The candidates weighed in on state funding and MCC's financial stability.

Liddell said with the state's financial woes balancing budgets will be challenging.

"McHenry County (College) really didn't count on the three-legged stool for funding and that has served us well the last four or five years," she said. "We will be absolutely looking at what else we're going to have to do to make sure we keep a balanced budget. We will not be like the state. We're not anticipating anything from the state."


To make up for that couple of million dollars worth of loss, officials will take a closer look at curriculum and services to identify where they can find efficiencies, she added.

Liddell said MCC has kept its tax levy flat for the last few years but added that a future increase cannot be ruled out.
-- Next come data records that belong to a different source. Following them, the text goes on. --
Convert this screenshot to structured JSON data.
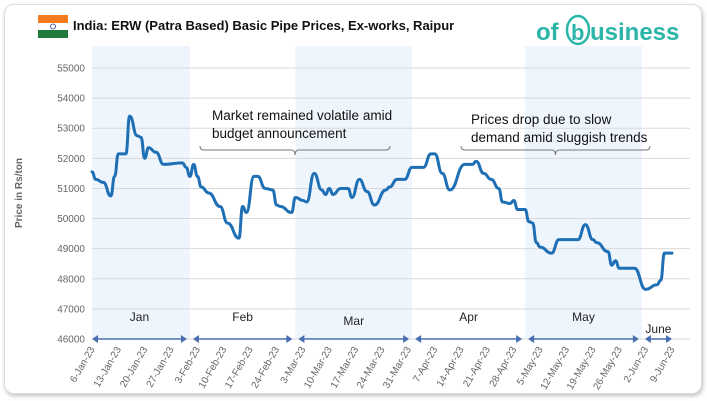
{
  "title": "India: ERW (Patra Based) Basic Pipe Prices, Ex-works, Raipur",
  "logo_text": "ofbusiness",
  "flag": "india-flag",
  "colors": {
    "line": "#1f6fb5",
    "band": "#eef5fd",
    "grid": "#d9d9d9",
    "arrow": "#4a6fb0",
    "logo": "#2bb5a8"
  },
  "chart_data": {
    "type": "line",
    "title": "India: ERW (Patra Based) Basic Pipe Prices, Ex-works, Raipur",
    "xlabel": "",
    "ylabel": "Price in Rs/ton",
    "ylim": [
      46000,
      55000
    ],
    "yticks": [
      "46000",
      "47000",
      "48000",
      "49000",
      "50000",
      "51000",
      "52000",
      "53000",
      "54000",
      "55000"
    ],
    "xlim": [
      "2023-01-06",
      "2023-06-09"
    ],
    "xticks": [
      "6-Jan-23",
      "13-Jan-23",
      "20-Jan-23",
      "27-Jan-23",
      "3-Feb-23",
      "10-Feb-23",
      "17-Feb-23",
      "24-Feb-23",
      "3-Mar-23",
      "10-Mar-23",
      "17-Mar-23",
      "24-Mar-23",
      "31-Mar-23",
      "7-Apr-23",
      "14-Apr-23",
      "21-Apr-23",
      "28-Apr-23",
      "5-May-23",
      "12-May-23",
      "19-May-23",
      "26-May-23",
      "2-Jun-23",
      "9-Jun-23"
    ],
    "grid": true,
    "months": [
      "Jan",
      "Feb",
      "Mar",
      "Apr",
      "May",
      "June"
    ],
    "annotations": [
      {
        "lines": [
          "Market remained volatile amid",
          "budget announcement"
        ],
        "from": "2023-02-01",
        "to": "2023-03-30"
      },
      {
        "lines": [
          "Prices drop due to slow",
          "demand amid sluggish trends"
        ],
        "from": "2023-04-25",
        "to": "2023-06-01"
      }
    ],
    "series": [
      {
        "x": [
          "2023-01-06",
          "2023-01-07",
          "2023-01-09",
          "2023-01-11",
          "2023-01-12",
          "2023-01-13",
          "2023-01-15",
          "2023-01-16",
          "2023-01-18",
          "2023-01-19",
          "2023-01-20",
          "2023-01-21",
          "2023-01-23",
          "2023-01-25",
          "2023-01-30",
          "2023-01-31",
          "2023-02-01",
          "2023-02-02",
          "2023-02-03",
          "2023-02-04",
          "2023-02-06",
          "2023-02-09",
          "2023-02-11",
          "2023-02-14",
          "2023-02-15",
          "2023-02-16",
          "2023-02-18",
          "2023-02-19",
          "2023-02-21",
          "2023-02-23",
          "2023-02-24",
          "2023-02-25",
          "2023-02-28",
          "2023-03-01",
          "2023-03-03",
          "2023-03-04",
          "2023-03-06",
          "2023-03-08",
          "2023-03-09",
          "2023-03-10",
          "2023-03-11",
          "2023-03-13",
          "2023-03-15",
          "2023-03-16",
          "2023-03-18",
          "2023-03-20",
          "2023-03-22",
          "2023-03-25",
          "2023-03-26",
          "2023-03-28",
          "2023-03-30",
          "2023-04-01",
          "2023-04-04",
          "2023-04-06",
          "2023-04-07",
          "2023-04-09",
          "2023-04-11",
          "2023-04-15",
          "2023-04-17",
          "2023-04-18",
          "2023-04-20",
          "2023-04-22",
          "2023-04-24",
          "2023-04-25",
          "2023-04-27",
          "2023-04-28",
          "2023-04-29",
          "2023-05-01",
          "2023-05-02",
          "2023-05-03",
          "2023-05-04",
          "2023-05-05",
          "2023-05-08",
          "2023-05-10",
          "2023-05-15",
          "2023-05-17",
          "2023-05-19",
          "2023-05-20",
          "2023-05-23",
          "2023-05-24",
          "2023-05-25",
          "2023-05-26",
          "2023-05-30",
          "2023-06-02",
          "2023-06-05",
          "2023-06-06",
          "2023-06-07",
          "2023-06-09"
        ],
        "values": [
          51550,
          51300,
          51200,
          50750,
          51400,
          52150,
          52150,
          53400,
          52750,
          52700,
          52000,
          52350,
          52200,
          51800,
          51850,
          51700,
          51400,
          51800,
          51400,
          51050,
          50850,
          50400,
          49850,
          49350,
          50400,
          50200,
          51400,
          51400,
          51000,
          50950,
          50450,
          50400,
          50200,
          50700,
          50600,
          50550,
          51500,
          50950,
          50800,
          51000,
          50800,
          51000,
          51000,
          50700,
          51300,
          50900,
          50450,
          50950,
          51050,
          51300,
          51300,
          51700,
          51700,
          52150,
          52150,
          51500,
          50950,
          51800,
          51800,
          51900,
          51500,
          51300,
          51000,
          50550,
          50500,
          50600,
          50300,
          50300,
          49900,
          49850,
          49200,
          49050,
          48850,
          49300,
          49300,
          49800,
          49300,
          49200,
          48900,
          48450,
          48600,
          48350,
          48350,
          47650,
          47800,
          47950,
          48850,
          48850
        ]
      }
    ]
  }
}
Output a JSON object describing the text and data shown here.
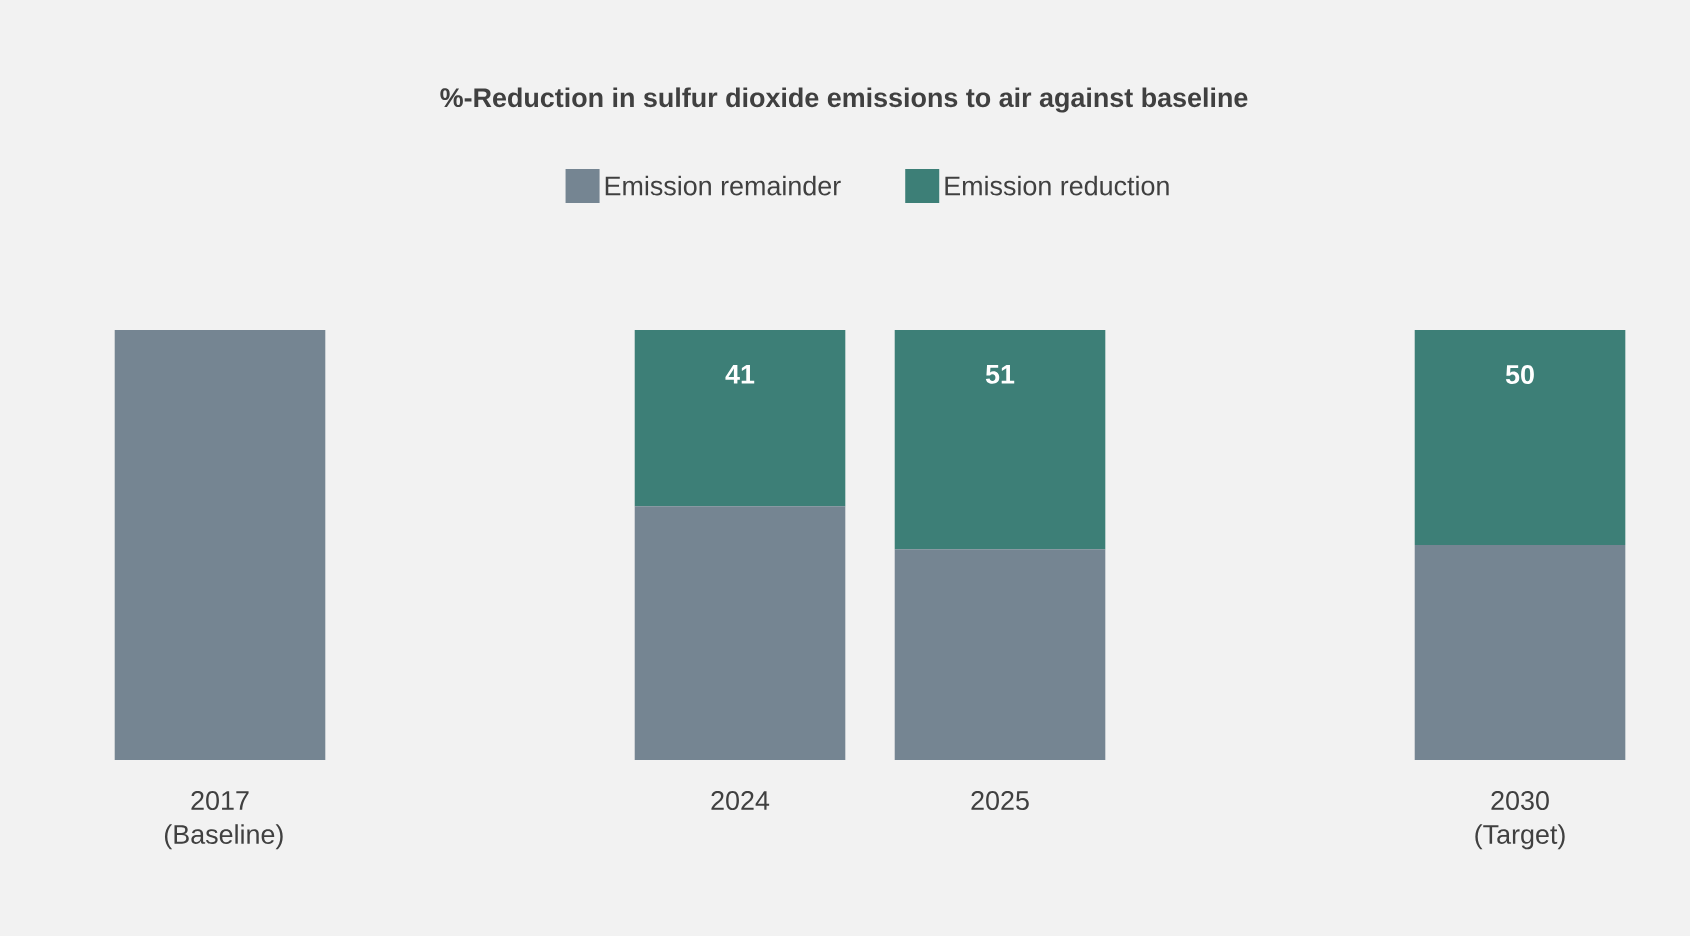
{
  "chart_data": {
    "type": "bar",
    "title": "%-Reduction in sulfur dioxide emissions to air against baseline",
    "categories": [
      "2017 (Baseline)",
      null,
      "2024",
      "2025",
      null,
      "2030 (Target)"
    ],
    "stacked": true,
    "ylim": [
      0,
      100
    ],
    "legend": "top",
    "series": [
      {
        "name": "Emission remainder",
        "color": "#758592",
        "values": [
          100,
          null,
          59,
          49,
          null,
          50
        ]
      },
      {
        "name": "Emission reduction",
        "color": "#3d7f77",
        "values": [
          0,
          null,
          41,
          51,
          null,
          50
        ],
        "value_labels": [
          null,
          null,
          "41",
          "51",
          null,
          "50"
        ]
      }
    ]
  }
}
Schenk said he would not support any tax increase.

"We've been hearing a lot about the population of Illinois declining," he said, noting that future costs might require alternative methods of delivering curriculum and fundraising through the Friends of MCC Foundation and the community.

Lowe suggested college officials consider looking for grants and donations from people in the community to offset state funding.

Evertsen said relying on state funding isn't an option.

"The money isn't there," she said. "If we want to provide a viable service, we have to form better partnerships with other schools. We have to engage teachers and administrative staff. Let's get creative ... form partnerships with legislators ... focus in a different direction. You can't jack up tuition too high and can't tax the public too much either."